The Relationship Between ADHD and Sleep

ADHD in children and adults is often characterized by inattentiveness, hyperactivity, and impulsivity. Interestingly, children with sleeping problems may not become drowsy and less attentive as is the case with adults. Sometimes, children have the opposite reaction and the overlap of symptoms between the ADHD and sleep insomnia may result in a misdiagnosis, i.e., the child with sleep insomnia may be diagnosed with ADHD.

The Four Patterns of Sleep Disturbances Related to ADHD:

1. Difficulty Falling Asleep
About three-fourths of all adults with ADHD report an inability to “shut off their minds”. Many who take stimulants, particularly too close to bedtime, have a higher prevalence of sleep problems, most notably insomnia.

2. Restless Sleep
Individuals with ADHD often toss and turn once they do fall asleep. Reasons for this may include:
a. Restless Legs Syndrome (RLS) - This irresistible urge to move limbs while at rest, has been shown to exist in about 25% of subjects with ADHD, compared to just 5% of controls. The number of disruptive movements at night are strongly associated with the degree of hyperactivity during the day.
b. Snoring, Sleep Apnea and Hyperactivity - Enlarged tonsils, obesity, allergies and other conditions can cause difficulty in breathing resulting in light snoring to sleep apnea. Children with sleep problems may not exhibit drowsiness, but rather bed-wetting, sweating, development delays and learning and behavior difficulties.

3. Difficulty Waking
Because of fitful sleep and waking up several times in the night, many find it difficult to awaken to the alarm clock. Often, family members must wake them and generally the person with ADHD does not feel “awake” until later in the day.

4. Intrusive Sleep
The ability to hyper-focus, or engage deeply in activities that one enjoys, enables the person with ADHD to remain awake. Once this person loses interest in a subject, their nervous system disengages, even to the point of falling asleep wherever they are. This can be life-threatening if the individual is driving a vehicle.

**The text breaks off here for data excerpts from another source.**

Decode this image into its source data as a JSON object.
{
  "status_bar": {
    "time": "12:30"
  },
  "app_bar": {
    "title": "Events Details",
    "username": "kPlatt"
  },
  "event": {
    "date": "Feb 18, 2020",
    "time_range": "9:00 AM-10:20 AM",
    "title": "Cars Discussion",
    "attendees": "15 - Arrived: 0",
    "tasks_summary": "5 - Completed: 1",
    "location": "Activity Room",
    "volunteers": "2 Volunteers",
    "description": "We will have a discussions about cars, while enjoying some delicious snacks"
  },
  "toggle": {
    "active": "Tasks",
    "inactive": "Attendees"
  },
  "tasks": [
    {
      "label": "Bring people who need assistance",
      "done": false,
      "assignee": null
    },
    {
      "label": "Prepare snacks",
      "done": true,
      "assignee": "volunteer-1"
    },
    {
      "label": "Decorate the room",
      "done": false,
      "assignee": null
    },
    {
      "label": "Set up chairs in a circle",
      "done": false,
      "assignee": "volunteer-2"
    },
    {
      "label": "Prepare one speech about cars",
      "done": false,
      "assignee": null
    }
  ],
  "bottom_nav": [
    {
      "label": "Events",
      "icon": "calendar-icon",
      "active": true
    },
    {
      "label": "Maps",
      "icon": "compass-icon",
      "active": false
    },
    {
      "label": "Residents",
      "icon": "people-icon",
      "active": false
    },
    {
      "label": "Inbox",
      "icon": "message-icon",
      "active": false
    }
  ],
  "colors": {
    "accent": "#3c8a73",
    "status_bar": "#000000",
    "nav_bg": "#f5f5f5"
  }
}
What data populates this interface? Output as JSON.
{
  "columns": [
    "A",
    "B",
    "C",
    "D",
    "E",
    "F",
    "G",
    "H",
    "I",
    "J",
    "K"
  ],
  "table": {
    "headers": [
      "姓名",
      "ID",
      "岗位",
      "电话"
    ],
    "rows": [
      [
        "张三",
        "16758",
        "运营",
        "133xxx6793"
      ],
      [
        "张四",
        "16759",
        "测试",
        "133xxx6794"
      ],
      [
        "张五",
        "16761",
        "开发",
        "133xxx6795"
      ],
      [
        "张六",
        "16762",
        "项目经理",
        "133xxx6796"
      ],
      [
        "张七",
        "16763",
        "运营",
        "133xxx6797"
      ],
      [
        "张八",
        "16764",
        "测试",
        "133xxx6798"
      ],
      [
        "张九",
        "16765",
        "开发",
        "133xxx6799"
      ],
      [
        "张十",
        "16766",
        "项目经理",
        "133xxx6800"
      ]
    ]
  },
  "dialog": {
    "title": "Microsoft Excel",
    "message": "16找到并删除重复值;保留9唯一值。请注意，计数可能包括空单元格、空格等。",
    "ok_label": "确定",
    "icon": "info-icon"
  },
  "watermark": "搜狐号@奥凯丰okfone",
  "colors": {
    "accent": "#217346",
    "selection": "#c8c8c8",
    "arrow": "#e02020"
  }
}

Does ADHD result in sleep disorders?

There is not a complete consensus, however, about three-fourths of all adults with ADHD report an inability to “shut off their minds,” which can lead to lack of sleep. For some, comorbid conditions, such as depression and anxiety, may be the reason for the sleeplessness. Some researchers believe that the signal that sets the internal circadian clock (the gradual changes in light caused by the sun's setting and rising) is weak in people with ADHD. As a result, their circadian clock is never truly set, and sleep drifts into to the 4 a.m.-to-noon pattern or disappears entirely, until the sufferer is exhausted.


Relaxation techniques and exercise help induce sleepiness, as does turning off electronics at least one hour before bedtime.  Creating a calming bedtime routine, such as listening to music or reading a book can help, as well. Avoidance of caffeine, alcohol and stimulant medication before bedtime is also recommended.

The Importance of Treatment

Sleep problems are often not just “habits” for people with ADHD, so should be treated as symptoms.  Talk with your doctor about sleep issues to determine if you have sleep apnea or other issues that can be treated or whether ADHD medications (such as stimulants taken late in the day) might be adding to sleeplessness.  Sometimes, optimizing patient treatment in general can improve sleep, particularly if depression or anxiety is a factor.